Tax tips for new taxpayers

Lodging your first income tax return can be daunting. Let us help you get ready

Lodge a return

You can lodge your tax return online using myTax, through a registered tax agent or using a paper return. If you’re preparing and lodging your own tax return, you have until Monday 31 October.

It may be useful for you to go over the process with an accountant or tax agent with your first return, and ask all the questions you need answers for, so that you have a better understanding of the entire process before trying to do it yourself ‘the next time’.

If you’re using a tax agent, you need to contact them before 31 October to take advantage of extended due dates.

If you haven’t lodged your 2021 or earlier tax returns yet, it’s important to get up to date as soon as possible to avoid penalties

Get your refund

If your total taxable income for the year ended 30 June 2022 is below the tax-free threshold of $18,200, you may not need to lodge an income tax return. Due to the low-income tax offset and low-and-middle income tax offset, the effective tax-free threshold is $25,436.

However, if you have had tax withheld from your income during the year including from your wages, you must lodge a tax return to get these amounts refunded to you. Check that your income statement shows all your earnings and the amount of tax taken out, as well as superannuation payments if you’re entitled.

Set up your MyGov account

If you haven’t already, you should set up your myGovID and myGov account. You can then link government services, including the ATO, to your account. 

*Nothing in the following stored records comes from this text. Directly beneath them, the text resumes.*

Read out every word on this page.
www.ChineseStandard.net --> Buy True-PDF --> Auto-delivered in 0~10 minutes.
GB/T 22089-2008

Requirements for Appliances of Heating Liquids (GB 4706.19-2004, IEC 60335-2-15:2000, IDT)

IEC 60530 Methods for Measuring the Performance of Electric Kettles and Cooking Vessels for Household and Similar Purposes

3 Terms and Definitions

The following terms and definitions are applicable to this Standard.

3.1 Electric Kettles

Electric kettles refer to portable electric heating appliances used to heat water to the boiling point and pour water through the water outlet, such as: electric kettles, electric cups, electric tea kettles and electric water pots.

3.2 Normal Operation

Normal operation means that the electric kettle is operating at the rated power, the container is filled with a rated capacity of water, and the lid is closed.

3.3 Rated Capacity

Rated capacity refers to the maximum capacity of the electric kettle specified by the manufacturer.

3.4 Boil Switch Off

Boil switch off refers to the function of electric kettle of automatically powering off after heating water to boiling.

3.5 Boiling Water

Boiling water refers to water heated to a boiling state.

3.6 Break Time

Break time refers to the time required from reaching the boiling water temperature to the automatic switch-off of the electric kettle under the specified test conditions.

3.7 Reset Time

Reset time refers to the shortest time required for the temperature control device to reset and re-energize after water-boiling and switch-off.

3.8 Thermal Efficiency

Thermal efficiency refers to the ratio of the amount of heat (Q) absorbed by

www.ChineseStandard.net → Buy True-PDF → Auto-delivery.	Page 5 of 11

Most employers will send your income statement via myGov. You will also be able to see your superannuation information there as well. 

If you use a tax agent, they’ll be able to access this information for you.

Your income and expense

To figure out whether you need to lodge a tax return, identify all sources of income for the year. A lot of this information will be prefilled for you by the ATO by mid-August. This will save you time and means you’ll be less likely to leave something out.

Income that needs to be reported to the ATO includes:

  • income from work as an employee or a contractor including cash payments
  • investment income, such as bank interest, share dividends or renting out your car
  • capital gains or losses on when you sell or exchange cryptocurrency, non-fungible tokens (NFTs), shares and other investments
  • certain government payments such as Youth Allowance, ABSTUDY, living allowance and Austudy
  • some non-government scholarships, grants and awards
  • distributions from a family trust or partnership.

You should also keep records for costs associated with earning your income so that you can claim any eligible expenses and reduce your tax bill.

Read more in our tax tips for employees and contractors

HELP debts

Higher Education Loan Program (HELP) debt repayments are not tax deductible.

If you have a HELP debt, repayments begin once your adjusted Taxable Income exceeds $47,014 for 2021–22. People who are overseas with a HELP debt are required to make repayments based on their worldwide income. 

If you’ve told your employer you have a HELP debt, your employer will withhold additional tax from your salary to cover any repayments once your income exceeds the threshold.

Special rules for those under 18

Help with your taxes

The ATO’s Tax Help program is available to eligible recipients from July to October in all capital cities and many regional areas across Australia.

There is also a National Tax Clinic program available to eligible individuals, small businesses, not-for-profit organisations and charities.

Tax agents may also offer special student or discount rates.